What I would like to do is store the files in the S3 folder of the Data Catalog as YEAR/MONTH/DAY, using partitions. Even though the SOURCE data is just files uploaded every hour with no partitions, I want to store them in the Data Catalog WITH partitions. So I extracted the YEAR, MONTH, DAY from the files during Glue ETL, and created columns in my Data Catalog table accordingly and marked them as partitions:
Partition 1 YEAR
Partition 2 MONTH
Partition 3 DAY
The proper values are in these columns, and I have verified that.
After creating the partitions I rand MSCK REPAIR TABLE on the table, and it came back with "Query Ok."

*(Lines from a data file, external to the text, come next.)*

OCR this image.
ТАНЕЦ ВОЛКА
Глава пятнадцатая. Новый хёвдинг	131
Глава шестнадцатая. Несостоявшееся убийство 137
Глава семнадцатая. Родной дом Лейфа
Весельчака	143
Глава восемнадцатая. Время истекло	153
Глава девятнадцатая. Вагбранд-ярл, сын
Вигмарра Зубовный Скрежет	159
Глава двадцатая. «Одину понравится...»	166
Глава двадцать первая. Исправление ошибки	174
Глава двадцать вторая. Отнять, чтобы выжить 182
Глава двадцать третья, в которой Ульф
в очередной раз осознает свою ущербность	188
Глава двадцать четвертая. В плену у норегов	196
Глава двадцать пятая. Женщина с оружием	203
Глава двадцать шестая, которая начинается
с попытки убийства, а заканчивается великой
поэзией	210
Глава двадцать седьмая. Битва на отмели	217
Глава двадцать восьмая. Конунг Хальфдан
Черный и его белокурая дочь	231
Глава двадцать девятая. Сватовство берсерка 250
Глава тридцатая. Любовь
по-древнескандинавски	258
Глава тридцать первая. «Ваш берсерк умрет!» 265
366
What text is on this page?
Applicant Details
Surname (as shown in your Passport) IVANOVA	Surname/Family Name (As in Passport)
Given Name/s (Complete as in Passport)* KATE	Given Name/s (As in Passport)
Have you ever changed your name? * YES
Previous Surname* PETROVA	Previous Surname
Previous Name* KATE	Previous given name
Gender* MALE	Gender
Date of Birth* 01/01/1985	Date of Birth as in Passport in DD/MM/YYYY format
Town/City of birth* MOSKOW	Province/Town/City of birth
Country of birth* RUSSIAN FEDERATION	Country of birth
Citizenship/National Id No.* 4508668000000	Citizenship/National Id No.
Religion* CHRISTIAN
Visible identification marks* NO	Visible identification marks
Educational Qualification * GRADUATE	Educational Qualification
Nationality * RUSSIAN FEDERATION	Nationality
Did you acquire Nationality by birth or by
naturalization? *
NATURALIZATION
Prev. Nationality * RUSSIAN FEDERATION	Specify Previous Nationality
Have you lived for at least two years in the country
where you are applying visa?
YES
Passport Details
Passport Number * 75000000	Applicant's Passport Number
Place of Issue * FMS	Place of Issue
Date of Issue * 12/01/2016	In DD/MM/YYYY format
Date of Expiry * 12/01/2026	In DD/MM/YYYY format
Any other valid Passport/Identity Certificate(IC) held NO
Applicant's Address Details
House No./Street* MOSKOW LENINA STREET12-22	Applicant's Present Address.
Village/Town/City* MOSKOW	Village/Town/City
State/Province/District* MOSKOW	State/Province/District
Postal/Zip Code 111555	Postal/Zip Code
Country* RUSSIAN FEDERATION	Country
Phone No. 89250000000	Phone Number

I then ran my Glue ETL job. When I look in the S3 bucket I do not see folders created. I just see regular r-part files. When I click on the Table Schema it shows the columns YEAR, MONTH, DAY marked as partitions, but when I click on View Partitions it just shows:
year month day
No partitions found
What do I need to do? These are just CSV files. I can't control the process that is uploading the raw data to S3, it is just going to store hourly files in a bucket. I can control the ETL job and the Data Catalog. When I try to query after creating the partitions and running MSCK REPAIR TABLE, there is no data returned. Yet I can go into the Data Catalog bucket and pull up one of the r-part files and the data is there.